I already have enough trouble composing my scripts in !#Bash.

KiTTY and Dolphin terminals open with Fish now, system (Konsole) remains with zsh.

Silly things like alias="name" take figuring out - it’s like reverting to OLD conky style removing the = to make sh1t work.
Fishy-Kitty

So I have a question for you - how can I set fish only to open in KiTTY?

Hi,

About your convertmkv alias, I doubt it will work in fish, because of "${i%.*}.mp4" => This is a stritcly POSIX thing and it doesn’t exist in fish. They say to use the string function in the documentation, which I never never really understood how it works, I personally just switch to bash whenever I need that feature

Yes, my default shell is zsh and I don’t want to change that…

With Konsole it’s so easy - just a context menu/profile/command>/bin/fish

I just want `fish’ in KiTTY but I don’t know how to do that.

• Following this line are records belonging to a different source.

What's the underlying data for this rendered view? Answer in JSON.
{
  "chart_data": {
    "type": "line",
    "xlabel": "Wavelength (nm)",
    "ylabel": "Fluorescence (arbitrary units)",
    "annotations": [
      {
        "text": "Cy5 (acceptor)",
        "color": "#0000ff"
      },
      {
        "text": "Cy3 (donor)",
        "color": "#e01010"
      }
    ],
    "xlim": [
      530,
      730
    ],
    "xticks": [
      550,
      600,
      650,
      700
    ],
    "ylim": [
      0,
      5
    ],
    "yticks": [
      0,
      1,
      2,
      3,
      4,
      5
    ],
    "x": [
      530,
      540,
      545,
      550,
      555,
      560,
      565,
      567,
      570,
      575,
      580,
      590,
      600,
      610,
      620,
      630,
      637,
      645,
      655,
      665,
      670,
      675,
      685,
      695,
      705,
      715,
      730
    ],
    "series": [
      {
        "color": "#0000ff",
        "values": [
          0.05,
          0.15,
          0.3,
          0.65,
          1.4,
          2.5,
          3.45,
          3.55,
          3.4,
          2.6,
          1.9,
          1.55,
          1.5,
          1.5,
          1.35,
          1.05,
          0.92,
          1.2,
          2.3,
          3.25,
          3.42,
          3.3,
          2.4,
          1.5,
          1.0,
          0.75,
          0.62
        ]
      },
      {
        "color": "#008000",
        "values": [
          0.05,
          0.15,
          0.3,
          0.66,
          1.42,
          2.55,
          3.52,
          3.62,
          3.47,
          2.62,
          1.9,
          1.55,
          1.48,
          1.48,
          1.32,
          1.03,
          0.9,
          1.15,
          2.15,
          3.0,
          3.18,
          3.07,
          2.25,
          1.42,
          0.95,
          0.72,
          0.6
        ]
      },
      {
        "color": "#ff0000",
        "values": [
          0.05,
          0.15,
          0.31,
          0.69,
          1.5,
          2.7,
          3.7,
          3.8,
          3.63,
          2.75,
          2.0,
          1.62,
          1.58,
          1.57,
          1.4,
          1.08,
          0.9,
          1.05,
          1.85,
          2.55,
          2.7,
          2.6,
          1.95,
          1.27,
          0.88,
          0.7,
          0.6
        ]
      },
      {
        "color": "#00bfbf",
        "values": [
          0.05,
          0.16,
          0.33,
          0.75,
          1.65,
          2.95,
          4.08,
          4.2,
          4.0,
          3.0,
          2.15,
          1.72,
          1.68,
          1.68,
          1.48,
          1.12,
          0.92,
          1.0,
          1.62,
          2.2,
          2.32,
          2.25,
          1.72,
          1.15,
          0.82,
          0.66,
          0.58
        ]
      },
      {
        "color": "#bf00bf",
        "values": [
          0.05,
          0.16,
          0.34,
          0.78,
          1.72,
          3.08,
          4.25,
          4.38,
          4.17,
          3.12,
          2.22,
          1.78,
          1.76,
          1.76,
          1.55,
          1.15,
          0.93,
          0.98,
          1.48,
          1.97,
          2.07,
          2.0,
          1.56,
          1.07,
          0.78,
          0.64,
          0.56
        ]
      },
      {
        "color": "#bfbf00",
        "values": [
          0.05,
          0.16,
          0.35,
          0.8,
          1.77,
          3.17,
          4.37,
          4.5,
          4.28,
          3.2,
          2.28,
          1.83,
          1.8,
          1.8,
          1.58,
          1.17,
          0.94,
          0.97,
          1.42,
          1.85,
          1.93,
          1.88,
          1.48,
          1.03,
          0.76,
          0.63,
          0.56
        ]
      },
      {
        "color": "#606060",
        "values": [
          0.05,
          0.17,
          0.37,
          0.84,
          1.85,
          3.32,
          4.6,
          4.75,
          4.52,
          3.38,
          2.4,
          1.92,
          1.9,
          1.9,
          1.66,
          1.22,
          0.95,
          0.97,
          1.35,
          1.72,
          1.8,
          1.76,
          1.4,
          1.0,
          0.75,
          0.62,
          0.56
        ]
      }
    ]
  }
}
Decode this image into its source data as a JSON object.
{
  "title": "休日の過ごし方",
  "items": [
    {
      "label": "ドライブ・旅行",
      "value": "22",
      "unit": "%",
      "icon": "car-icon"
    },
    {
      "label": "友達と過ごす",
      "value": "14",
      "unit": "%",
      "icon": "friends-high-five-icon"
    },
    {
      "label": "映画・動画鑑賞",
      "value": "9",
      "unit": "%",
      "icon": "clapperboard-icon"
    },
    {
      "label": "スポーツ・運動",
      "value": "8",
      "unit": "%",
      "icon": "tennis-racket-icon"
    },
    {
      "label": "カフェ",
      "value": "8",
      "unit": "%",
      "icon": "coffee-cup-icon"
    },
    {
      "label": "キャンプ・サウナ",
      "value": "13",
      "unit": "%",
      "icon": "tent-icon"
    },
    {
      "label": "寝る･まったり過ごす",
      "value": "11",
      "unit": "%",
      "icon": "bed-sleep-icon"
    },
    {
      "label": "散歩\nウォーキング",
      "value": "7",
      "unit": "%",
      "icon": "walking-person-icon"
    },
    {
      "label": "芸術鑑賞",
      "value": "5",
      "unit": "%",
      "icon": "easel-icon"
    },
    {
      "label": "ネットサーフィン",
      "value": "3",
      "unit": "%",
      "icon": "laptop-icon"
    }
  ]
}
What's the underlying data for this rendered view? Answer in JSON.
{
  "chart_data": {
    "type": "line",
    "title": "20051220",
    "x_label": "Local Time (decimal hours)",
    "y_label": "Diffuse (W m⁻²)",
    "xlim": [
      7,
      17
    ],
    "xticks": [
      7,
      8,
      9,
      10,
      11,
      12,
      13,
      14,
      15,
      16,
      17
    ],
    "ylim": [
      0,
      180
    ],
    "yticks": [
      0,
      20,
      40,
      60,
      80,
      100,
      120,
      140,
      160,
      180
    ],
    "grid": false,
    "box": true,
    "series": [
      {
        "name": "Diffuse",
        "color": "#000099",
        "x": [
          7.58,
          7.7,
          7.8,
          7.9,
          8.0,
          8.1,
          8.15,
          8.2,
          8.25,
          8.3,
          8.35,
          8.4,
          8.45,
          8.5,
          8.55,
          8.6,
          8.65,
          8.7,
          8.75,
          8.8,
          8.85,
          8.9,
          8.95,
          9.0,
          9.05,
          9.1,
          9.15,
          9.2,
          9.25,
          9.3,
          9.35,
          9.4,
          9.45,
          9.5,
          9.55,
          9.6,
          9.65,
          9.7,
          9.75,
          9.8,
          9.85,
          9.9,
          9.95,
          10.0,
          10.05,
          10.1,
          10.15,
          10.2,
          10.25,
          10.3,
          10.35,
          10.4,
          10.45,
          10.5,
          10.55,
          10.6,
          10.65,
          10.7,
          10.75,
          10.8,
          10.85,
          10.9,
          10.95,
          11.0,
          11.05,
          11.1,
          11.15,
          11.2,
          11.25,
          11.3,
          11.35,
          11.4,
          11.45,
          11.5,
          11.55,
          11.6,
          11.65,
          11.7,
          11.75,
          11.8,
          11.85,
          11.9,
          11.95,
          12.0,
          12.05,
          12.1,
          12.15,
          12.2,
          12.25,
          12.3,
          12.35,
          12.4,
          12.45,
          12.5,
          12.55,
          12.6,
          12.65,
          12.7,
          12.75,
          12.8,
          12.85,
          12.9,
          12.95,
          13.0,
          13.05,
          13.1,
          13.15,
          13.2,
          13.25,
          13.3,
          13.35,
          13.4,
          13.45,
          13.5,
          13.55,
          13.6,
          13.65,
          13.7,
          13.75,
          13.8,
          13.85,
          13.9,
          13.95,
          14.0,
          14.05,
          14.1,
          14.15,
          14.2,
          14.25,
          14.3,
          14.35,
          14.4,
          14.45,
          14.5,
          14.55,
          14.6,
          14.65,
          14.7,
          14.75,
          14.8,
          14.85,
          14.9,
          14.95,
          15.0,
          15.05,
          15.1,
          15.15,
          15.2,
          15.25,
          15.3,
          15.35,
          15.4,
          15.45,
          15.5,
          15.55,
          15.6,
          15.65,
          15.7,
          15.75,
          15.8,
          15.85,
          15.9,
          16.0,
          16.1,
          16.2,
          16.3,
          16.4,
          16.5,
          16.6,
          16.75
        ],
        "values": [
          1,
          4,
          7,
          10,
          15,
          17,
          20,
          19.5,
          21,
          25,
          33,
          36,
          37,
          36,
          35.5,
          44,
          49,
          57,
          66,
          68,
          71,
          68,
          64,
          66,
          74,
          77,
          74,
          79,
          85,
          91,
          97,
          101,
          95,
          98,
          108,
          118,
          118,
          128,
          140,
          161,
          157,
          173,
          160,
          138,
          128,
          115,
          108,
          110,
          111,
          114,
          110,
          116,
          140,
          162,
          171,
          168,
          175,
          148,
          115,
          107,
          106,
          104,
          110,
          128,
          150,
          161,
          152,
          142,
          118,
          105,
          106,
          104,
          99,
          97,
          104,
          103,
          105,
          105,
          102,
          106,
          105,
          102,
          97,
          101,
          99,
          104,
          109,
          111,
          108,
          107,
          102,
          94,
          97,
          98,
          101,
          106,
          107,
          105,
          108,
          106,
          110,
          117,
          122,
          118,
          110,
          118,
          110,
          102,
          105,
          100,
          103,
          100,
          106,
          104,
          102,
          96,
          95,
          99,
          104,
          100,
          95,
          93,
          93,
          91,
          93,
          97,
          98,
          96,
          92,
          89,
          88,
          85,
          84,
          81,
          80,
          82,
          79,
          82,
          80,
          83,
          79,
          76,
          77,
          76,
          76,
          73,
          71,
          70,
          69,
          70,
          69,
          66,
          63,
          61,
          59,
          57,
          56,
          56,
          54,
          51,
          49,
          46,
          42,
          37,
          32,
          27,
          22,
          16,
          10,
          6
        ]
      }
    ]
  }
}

How can I use fish with KiTTY?

I don’t use kitty, I use ST and ran chsh -s fish over 2 years ago, but there seem to be a shell variable in the config file, I guess you simply need to modify it

Haha not ‘simply’ I’m afraid. Many entries about shell-integration in KiTTY config (I’m reading 9 of 59 instances now on my second run through).

Ha - maybe this is it…

shell .

#: The shell program to execute. The default value of . means to use
#: whatever shell is set as the default shell for the current user.
#: Note that on macOS if you change this, you might need to add
#: --login and --interactive to ensure that the shell starts in
#: interactive mode and reads its startup rc files.

Tidy it up and bingo!

shell /bin/fish

#: The shell program to execute. The default value of . means to use
#: whatever shell is set as the default shell for the current user.